Robert Spano settles into the opening movement ("The Sea and Sinbads Ship") slowly, almost languidly. It almost feels as though Sinbad is stuck in the Sargasso Sea. But the performance never drags to a complete stop -- it has just enough momentum to keep you listening, never reaching for the remote. But when they reach the second movement ("The Tale Of The Kalendar Prince"), Spano and the ASO convey a depth and passion that eluded them in the opening movement. Spano and the orchestra then build on that foundation to produce a stunning climax to the movement. The shame is, they didn't maintain that impassioned level throughout the balance of the disc. While the rest is acceptably good, its not going to render any other versions you may already own obsolete.
The sound, however, is another story.
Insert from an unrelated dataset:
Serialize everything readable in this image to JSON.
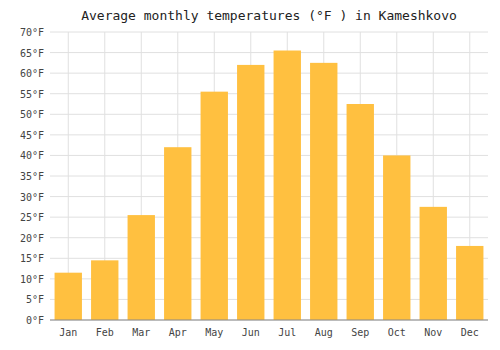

Once again, Telarc uses the DSD recording process to it fullest advantage. The soundstage spreads out before you, wide and deep. Each soloist stands out from the rest of the orchestra -- properly, as a soloist who is a part of a larger ensemble, and not a larger-than-life musician in front of a toy orchestra. There is nice instrumental separation, and the dynamic contrasts are excellent. My only complaint is that Telarc plans to use this DSD recording to release a multichannel surround sound SACD disc -- feh.
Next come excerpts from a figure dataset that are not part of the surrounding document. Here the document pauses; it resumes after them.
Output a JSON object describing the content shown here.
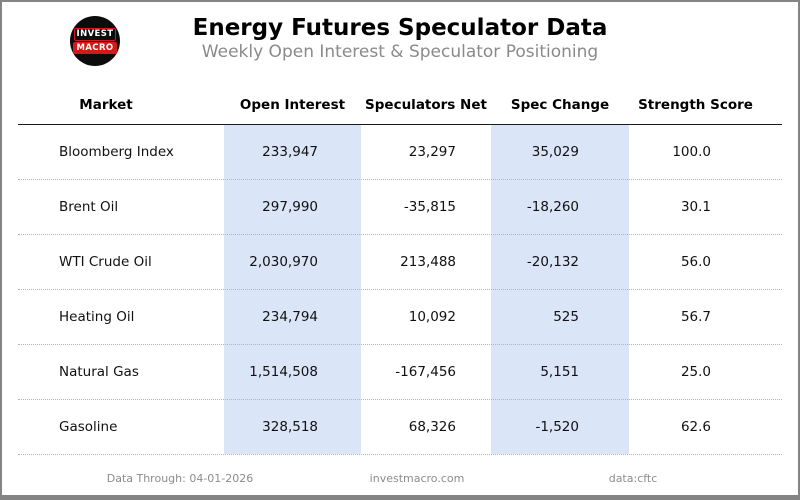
{
  "header": {
    "title": "Energy Futures Speculator Data",
    "subtitle": "Weekly Open Interest & Speculator Positioning",
    "logo": {
      "line1": "INVEST",
      "line2": "MACRO"
    }
  },
  "table": {
    "columns": [
      "Market",
      "Open Interest",
      "Speculators Net",
      "Spec Change",
      "Strength Score"
    ],
    "rows": [
      {
        "market": "Bloomberg Index",
        "open_interest": "233,947",
        "spec_net": "23,297",
        "spec_change": "35,029",
        "strength": "100.0"
      },
      {
        "market": "Brent Oil",
        "open_interest": "297,990",
        "spec_net": "-35,815",
        "spec_change": "-18,260",
        "strength": "30.1"
      },
      {
        "market": "WTI Crude Oil",
        "open_interest": "2,030,970",
        "spec_net": "213,488",
        "spec_change": "-20,132",
        "strength": "56.0"
      },
      {
        "market": "Heating Oil",
        "open_interest": "234,794",
        "spec_net": "10,092",
        "spec_change": "525",
        "strength": "56.7"
      },
      {
        "market": "Natural Gas",
        "open_interest": "1,514,508",
        "spec_net": "-167,456",
        "spec_change": "5,151",
        "strength": "25.0"
      },
      {
        "market": "Gasoline",
        "open_interest": "328,518",
        "spec_net": "68,326",
        "spec_change": "-1,520",
        "strength": "62.6"
      }
    ]
  },
  "footer": {
    "data_through": "Data Through: 04-01-2026",
    "site": "investmacro.com",
    "source": "data:cftc"
  },
  "colors": {
    "highlight_column": "#dbe5f8",
    "accent_red": "#d11a1a",
    "border_gray": "#848484"
  },
  "chart_data": {
    "type": "table",
    "title": "Energy Futures Speculator Data",
    "subtitle": "Weekly Open Interest & Speculator Positioning",
    "columns": [
      "Market",
      "Open Interest",
      "Speculators Net",
      "Spec Change",
      "Strength Score"
    ],
    "rows": [
      [
        "Bloomberg Index",
        233947,
        23297,
        35029,
        100.0
      ],
      [
        "Brent Oil",
        297990,
        -35815,
        -18260,
        30.1
      ],
      [
        "WTI Crude Oil",
        2030970,
        213488,
        -20132,
        56.0
      ],
      [
        "Heating Oil",
        234794,
        10092,
        525,
        56.7
      ],
      [
        "Natural Gas",
        1514508,
        -167456,
        5151,
        25.0
      ],
      [
        "Gasoline",
        328518,
        68326,
        -1520,
        62.6
      ]
    ],
    "layout_hints": {
      "highlighted_columns": [
        "Open Interest",
        "Spec Change"
      ],
      "grid": "dotted-row-separators"
    }
  }
}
On this recording of Scheherazade, Telarc has brought lovers of this composition an excellent recording -- one that comes as close to the quality boundaries of standard CD as is possible today. As to whether or not Spano's interpretation suits you, well, that will be up to you to decide. While it does not surpass Reiners RCA (but then, what does?), it does hold its own with any of the more recent issues.